Environmental justice advocates may find the Fair Housing Act useful for several reasons. First, the Act has procedural and jurisdictional advantages over environmental statutes. One such benefit is that Fair Housing Act claims are often tried de novo; thus, unlike environmental statutes which usually allow a court to review only the record compiled by an agency, the Fair Housing Act does not normally limit the court to the administrative record. This may give environmental justice plaintiffs a greater opportunity to put forward grievances and may allow plaintiffs to conduct discovery and present evidence as part of judicial proceedings. Another benefit is that Title VIII, unlike Title VI, reaches defendants without regard to their federal funding. Finally and perhaps most importantly, a violation of the Fair Housing Act, unlike the Equal Protection Clause, does not require a finding of intentional discrimination. A plaintiff need only prove that a defendant's conduct actually or predictably results in racial discrimination (i.e., that it has a discriminatory impact).
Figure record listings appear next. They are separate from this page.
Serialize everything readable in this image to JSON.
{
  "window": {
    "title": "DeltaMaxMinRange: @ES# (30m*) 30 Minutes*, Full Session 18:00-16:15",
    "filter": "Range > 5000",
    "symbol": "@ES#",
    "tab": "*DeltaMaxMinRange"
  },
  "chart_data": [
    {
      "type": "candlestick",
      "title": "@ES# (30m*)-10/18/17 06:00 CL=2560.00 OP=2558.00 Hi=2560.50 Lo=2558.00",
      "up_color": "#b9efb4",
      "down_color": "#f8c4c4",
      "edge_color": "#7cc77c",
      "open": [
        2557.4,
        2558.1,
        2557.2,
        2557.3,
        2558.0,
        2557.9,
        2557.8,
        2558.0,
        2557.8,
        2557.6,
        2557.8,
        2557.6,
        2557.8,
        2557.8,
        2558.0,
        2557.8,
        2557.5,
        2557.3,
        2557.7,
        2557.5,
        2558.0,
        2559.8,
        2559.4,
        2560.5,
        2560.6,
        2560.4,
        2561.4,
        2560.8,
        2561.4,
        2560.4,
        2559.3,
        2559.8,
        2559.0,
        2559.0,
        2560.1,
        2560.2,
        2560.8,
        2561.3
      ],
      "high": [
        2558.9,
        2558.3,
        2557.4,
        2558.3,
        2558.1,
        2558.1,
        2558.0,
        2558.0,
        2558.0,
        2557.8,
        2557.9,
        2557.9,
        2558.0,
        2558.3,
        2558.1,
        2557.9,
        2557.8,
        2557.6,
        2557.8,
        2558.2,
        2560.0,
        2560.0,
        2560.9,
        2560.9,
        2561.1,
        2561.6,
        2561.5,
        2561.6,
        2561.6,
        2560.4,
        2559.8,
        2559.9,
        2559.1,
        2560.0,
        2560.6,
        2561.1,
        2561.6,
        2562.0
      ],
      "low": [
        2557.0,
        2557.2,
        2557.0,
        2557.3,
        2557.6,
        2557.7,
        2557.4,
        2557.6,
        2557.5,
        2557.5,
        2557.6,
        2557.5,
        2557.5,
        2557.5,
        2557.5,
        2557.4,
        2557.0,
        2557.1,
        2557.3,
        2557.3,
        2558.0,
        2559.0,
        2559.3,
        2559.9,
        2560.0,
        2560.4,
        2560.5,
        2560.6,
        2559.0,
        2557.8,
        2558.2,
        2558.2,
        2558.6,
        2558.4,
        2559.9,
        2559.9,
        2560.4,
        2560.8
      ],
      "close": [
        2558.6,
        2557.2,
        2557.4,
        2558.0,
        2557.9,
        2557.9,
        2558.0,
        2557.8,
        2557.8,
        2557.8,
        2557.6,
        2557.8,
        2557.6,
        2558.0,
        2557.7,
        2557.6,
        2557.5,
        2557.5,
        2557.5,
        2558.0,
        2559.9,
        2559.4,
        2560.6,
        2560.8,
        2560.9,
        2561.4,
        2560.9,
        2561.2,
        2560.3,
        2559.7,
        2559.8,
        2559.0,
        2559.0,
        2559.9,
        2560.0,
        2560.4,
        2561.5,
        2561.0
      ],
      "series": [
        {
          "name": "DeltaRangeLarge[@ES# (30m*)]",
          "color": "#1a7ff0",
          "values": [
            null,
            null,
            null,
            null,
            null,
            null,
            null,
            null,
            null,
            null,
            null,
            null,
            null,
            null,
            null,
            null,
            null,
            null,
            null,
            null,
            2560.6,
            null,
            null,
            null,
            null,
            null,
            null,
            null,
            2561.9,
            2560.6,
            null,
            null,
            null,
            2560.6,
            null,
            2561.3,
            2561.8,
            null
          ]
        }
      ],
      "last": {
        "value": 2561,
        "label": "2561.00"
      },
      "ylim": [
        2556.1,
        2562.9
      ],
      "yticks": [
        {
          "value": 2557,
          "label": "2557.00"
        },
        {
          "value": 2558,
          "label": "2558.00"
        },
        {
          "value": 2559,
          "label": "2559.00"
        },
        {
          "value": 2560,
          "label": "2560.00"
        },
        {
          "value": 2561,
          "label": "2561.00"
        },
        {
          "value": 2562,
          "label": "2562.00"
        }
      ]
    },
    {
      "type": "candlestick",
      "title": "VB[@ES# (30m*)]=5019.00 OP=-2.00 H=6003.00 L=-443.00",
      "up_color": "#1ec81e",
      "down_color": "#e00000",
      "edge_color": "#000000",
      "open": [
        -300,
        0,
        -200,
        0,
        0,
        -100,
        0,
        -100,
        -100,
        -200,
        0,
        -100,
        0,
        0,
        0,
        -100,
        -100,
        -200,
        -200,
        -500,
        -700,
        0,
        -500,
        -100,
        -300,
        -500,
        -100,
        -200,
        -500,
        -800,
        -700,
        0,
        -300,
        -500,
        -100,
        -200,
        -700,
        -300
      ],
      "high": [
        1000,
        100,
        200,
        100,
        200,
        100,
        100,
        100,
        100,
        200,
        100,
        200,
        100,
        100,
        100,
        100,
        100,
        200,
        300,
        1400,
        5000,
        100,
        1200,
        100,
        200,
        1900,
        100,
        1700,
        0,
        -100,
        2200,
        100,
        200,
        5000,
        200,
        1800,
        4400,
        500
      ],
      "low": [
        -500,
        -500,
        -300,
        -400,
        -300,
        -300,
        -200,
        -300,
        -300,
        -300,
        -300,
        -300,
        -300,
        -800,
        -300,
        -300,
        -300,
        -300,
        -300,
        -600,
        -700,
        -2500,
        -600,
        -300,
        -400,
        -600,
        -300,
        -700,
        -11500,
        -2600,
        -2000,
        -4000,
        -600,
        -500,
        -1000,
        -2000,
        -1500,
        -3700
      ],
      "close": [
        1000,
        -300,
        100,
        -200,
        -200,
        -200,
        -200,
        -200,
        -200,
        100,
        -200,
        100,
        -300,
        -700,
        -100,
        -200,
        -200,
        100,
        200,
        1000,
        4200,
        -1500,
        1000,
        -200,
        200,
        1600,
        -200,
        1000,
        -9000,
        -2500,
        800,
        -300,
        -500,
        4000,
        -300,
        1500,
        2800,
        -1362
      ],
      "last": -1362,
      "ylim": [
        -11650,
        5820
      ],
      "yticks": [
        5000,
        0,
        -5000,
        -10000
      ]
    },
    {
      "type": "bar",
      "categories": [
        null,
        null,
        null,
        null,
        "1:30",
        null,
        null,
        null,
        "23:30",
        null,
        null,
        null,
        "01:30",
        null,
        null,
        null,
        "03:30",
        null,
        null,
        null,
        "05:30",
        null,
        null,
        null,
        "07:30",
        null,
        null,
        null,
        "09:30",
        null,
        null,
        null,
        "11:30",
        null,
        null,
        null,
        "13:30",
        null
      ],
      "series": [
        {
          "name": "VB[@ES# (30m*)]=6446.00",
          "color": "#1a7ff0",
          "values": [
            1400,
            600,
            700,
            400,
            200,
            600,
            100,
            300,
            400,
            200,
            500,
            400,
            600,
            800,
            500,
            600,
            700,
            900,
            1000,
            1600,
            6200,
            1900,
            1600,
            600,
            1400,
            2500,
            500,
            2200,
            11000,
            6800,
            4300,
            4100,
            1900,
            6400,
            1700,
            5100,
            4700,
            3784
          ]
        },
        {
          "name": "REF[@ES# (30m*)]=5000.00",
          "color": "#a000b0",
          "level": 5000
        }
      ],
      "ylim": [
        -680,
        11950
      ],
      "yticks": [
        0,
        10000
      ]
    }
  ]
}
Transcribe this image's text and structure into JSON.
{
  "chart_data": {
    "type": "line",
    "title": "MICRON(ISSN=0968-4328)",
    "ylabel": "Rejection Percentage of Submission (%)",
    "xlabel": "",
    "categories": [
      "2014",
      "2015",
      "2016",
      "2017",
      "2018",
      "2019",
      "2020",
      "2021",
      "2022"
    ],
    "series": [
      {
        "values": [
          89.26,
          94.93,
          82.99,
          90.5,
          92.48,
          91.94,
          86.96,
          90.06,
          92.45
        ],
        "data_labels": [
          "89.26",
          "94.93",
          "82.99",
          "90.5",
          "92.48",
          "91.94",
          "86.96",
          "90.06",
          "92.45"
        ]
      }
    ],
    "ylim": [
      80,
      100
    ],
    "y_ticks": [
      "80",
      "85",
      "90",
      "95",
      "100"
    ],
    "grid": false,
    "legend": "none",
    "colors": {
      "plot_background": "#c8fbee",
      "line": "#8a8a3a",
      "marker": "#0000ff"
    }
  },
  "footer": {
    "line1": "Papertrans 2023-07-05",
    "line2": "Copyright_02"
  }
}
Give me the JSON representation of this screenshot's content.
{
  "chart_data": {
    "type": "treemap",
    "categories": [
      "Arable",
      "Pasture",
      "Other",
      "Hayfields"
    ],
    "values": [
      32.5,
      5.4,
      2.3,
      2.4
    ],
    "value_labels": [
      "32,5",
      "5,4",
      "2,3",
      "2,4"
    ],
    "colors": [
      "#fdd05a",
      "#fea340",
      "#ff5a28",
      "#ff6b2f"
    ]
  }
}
The Supreme Court has tacitly approved this discriminatory effects standard, and it has been adopted in some form by nearly every circuit.
This article considers the usefulness of Title VIII for environmental justice plaintiffs. Section II is macro-oriented; it looks broadly at two environmental justice cases that have used Title VIII successfully. Section III is micro-oriented; it looks closely at one of Title VIII's key anti-discrimination provisions in order to help define the statute's potential, and its limits, for achieving environmental justice.